My other book, Screening Out the Past, has been a little harder for me to digest. It begins by exploring Victorian values and the efforts made to sustain those values over the years leading up to the birth of the motion picture. It also looks at the early years of the motion picture, and the efforts to balance Victorian values with the values of the various crowds watching the movies. In other words, there was an upper class who still supported and encouraged Victorian values. They tried to control movies for a time being. Directors tried to balance these values, though, with the middle class/working society/immigrant values. This group was more likely to be found at vaudeville acts and other activites that the elite viewed as against Victorian values. Today, I read the section that begins to explain the change that takes place around 1914-1918. Women become more independant and fall more often to temptation. Men, too, are viewed as yielding to temptation. While presenting this image, directors, actors, and actresses also give an answer: men should exercise, which will give them more energy to perform their mundane tasks, which will then give them more money to spend, and women should continue to perform acts of charity and support moral order (their acts of independance), while spending what their husbands earn. In other words, exercise makes men happy, and spending makes women happy. (Does this sound familiar??) the writing part of the title. Tonight, I began the process of re-writing the constitution for The Capstone Financial Planning Association. It is an organization I am involved with on campus, and the consitution is outdated. A newer version will open the door for more members, as well as correct some things that are no longer relevant.

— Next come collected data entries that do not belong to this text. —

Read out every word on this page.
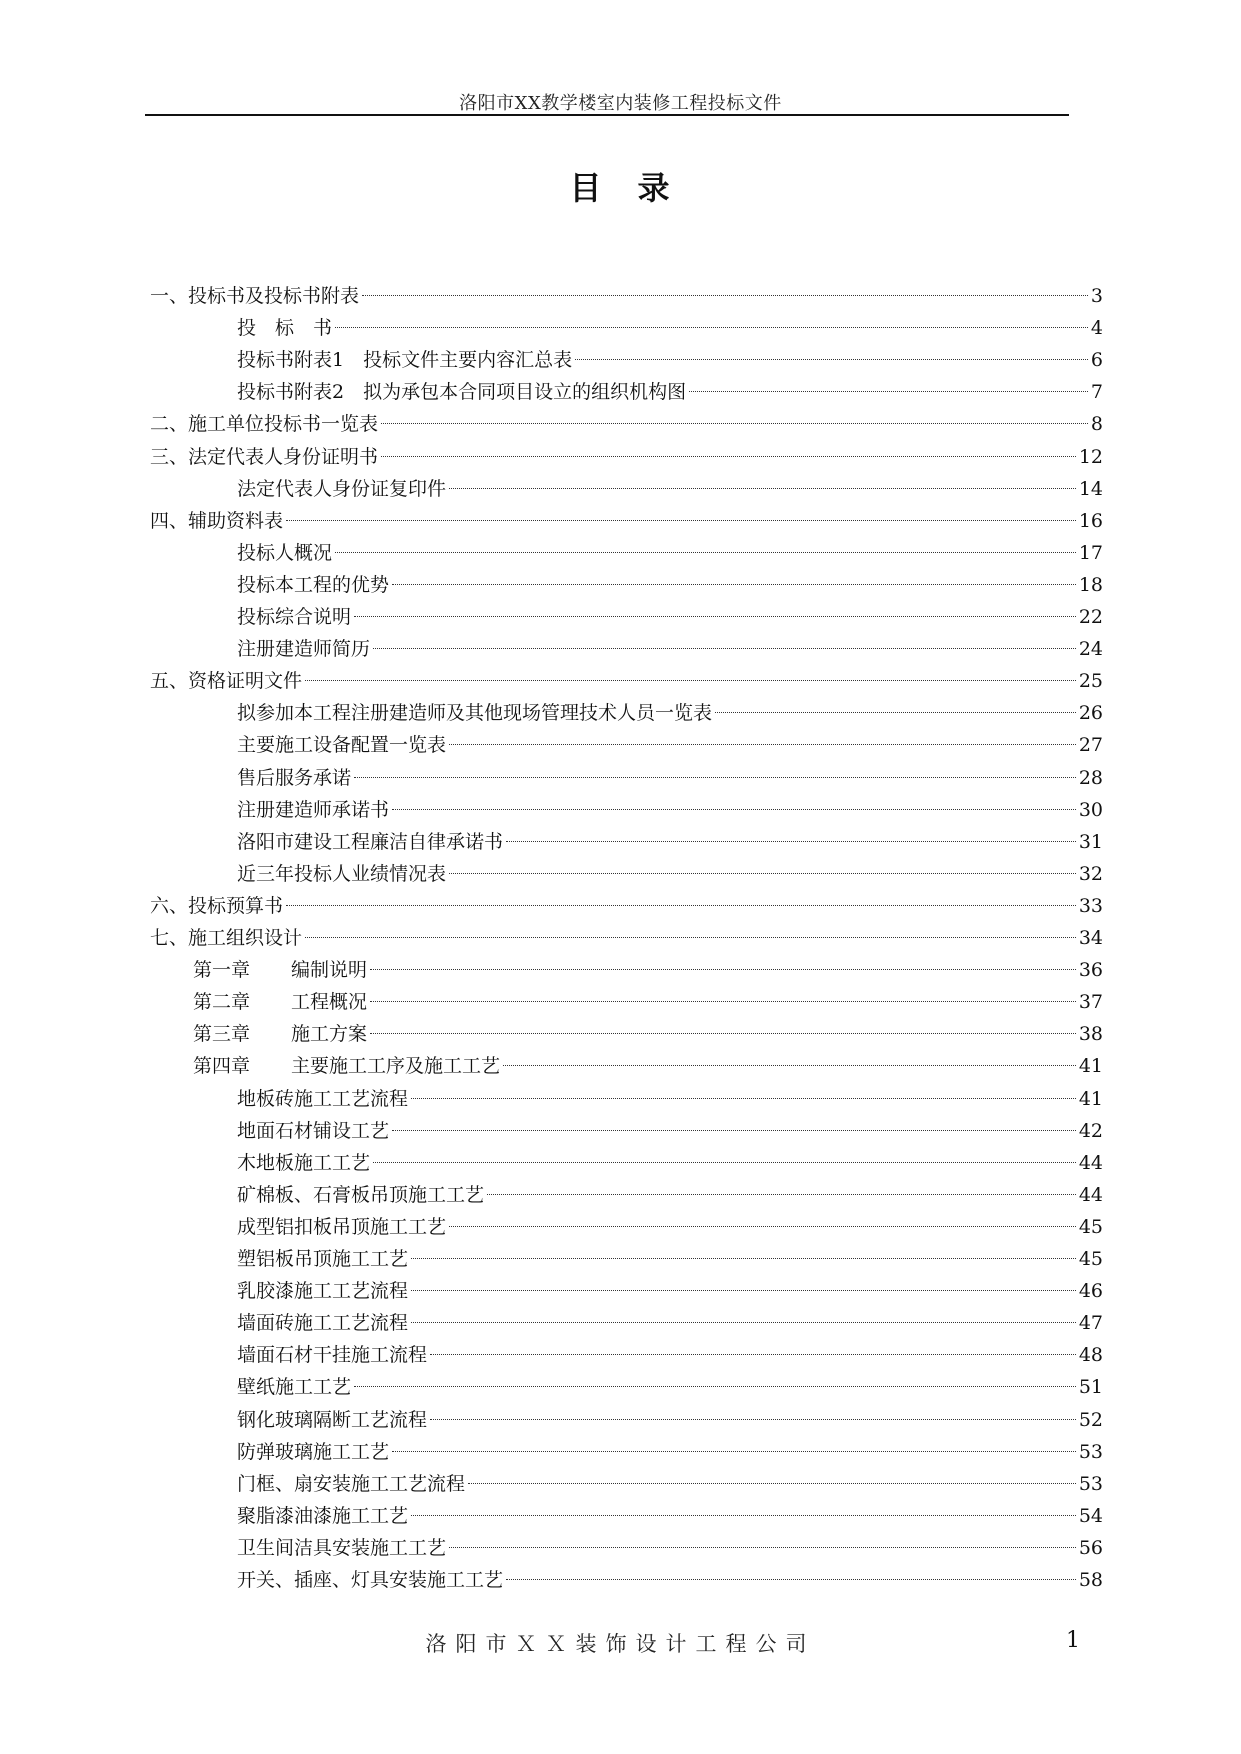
洛阳市XX教学楼室内装修工程投标文件
目　录
一、投标书及投标书附表	3
投　标　书	4
投标书附表1　投标文件主要内容汇总表	6
投标书附表2　拟为承包本合同项目设立的组织机构图	7
二、施工单位投标书一览表	8
三、法定代表人身份证明书	12
法定代表人身份证复印件	14
四、辅助资料表	16
投标人概况	17
投标本工程的优势	18
投标综合说明	22
注册建造师简历	24
五、资格证明文件	25
拟参加本工程注册建造师及其他现场管理技术人员一览表	26
主要施工设备配置一览表	27
售后服务承诺	28
注册建造师承诺书	30
洛阳市建设工程廉洁自律承诺书	31
近三年投标人业绩情况表	32
六、投标预算书	33
七、施工组织设计	34
第一章 编制说明	36
第二章 工程概况	37
第三章 施工方案	38
第四章 主要施工工序及施工工艺	41
地板砖施工工艺流程	41
地面石材铺设工艺	42
木地板施工工艺	44
矿棉板、石膏板吊顶施工工艺	44
成型铝扣板吊顶施工工艺	45
塑铝板吊顶施工工艺	45
乳胶漆施工工艺流程	46
墙面砖施工工艺流程	47
墙面石材干挂施工流程	48
壁纸施工工艺	51
钢化玻璃隔断工艺流程	52
防弹玻璃施工工艺	53
门框、扇安装施工工艺流程	53
聚脂漆油漆施工工艺	54
卫生间洁具安装施工工艺	56
开关、插座、灯具安装施工工艺	58
洛阳市ＸＸ装饰设计工程公司	1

So, that is some of what I have been doing. May God bless us and keep us.

Saturday, September 10, 2005

Branching Out

Tonight I went to Crimson Cafe. It is a small, down-to-earth coffee shop. The owners grow their own beans in Columbia, and the wooden tables and chairs that make up the restaurant were made by one of the owner's family members. There are pictures of their farm in Columbia scattered throughout the cafe. They have boardgames, newspapers, and all sorts of shakes, coffees, and food. I have quite a few favorite dishes. It is one of my favorite places in T-town, because of the atmosphere. It's a great place to study, but it is also simply a great place to hang out.

After a quick trip to Target, I headed to Crimson Cafe with a friend for a Banana Berry Blast, a.k.a. a strawberry and banana smoothie. But, tonight I ordered a Grande size. Now, granted, Grande is only the medium size. But I have been in Tuscaloosa for three, going on four, years now, and I don't think I have ever ordered a grande size at Crimson. I only order a "tall" size, the smallest size. (Ironic, huh. Tall is small.) So, I branched out. Got a little on the crazy side. As did my friend. She ordered a coconut shake, which ended up being vanilla ice cream and coconut, instead of her usual Yucatan shake, the same ingredients, only with coffee and chocolate.

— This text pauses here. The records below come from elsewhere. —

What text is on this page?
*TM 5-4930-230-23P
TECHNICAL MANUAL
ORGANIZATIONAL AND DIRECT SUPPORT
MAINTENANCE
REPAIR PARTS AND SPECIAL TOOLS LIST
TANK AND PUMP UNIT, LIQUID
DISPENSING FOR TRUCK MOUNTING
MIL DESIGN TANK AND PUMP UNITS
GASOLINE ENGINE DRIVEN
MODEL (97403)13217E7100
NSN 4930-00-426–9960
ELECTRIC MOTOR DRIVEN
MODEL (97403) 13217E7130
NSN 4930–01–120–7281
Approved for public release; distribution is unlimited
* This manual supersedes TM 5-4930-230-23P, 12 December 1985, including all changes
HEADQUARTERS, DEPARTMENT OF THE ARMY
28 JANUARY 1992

It was an exciting night. :-)

Thursday, September 01, 2005

Thru many dangers

Last night Five Mile PB and Bethlehem PB held a joint service at one of the members' office in Tuscaloosa, because both churches were without electricity. It was a small, sweet gathering, and we discussed ways to help the people we know that are suffering right now, as well as prayed for them. First, though, we sang a song - Amazing Grace. We sang the first verse, the third verse, and the last verse. I was really impacted by the third verse, though, as we sang.

Thru many dangers, toils, and snares,
I have already come;
'Tis grace hath brought me safe thus far,
And grace will lead me home.

I fitting for this time. His grace has kept us thus far, and his grace will continue to keep us. Each breath is a gift from him. Even as I type, another couple of stanzas from a hymn comes to mind:

While all that borrows life from thee,
Is ever in they care,
And everywhere that man can be,
Thou God art present there.

It's amazing how songs stick with you, and you call it to mind, whatever the situation might be.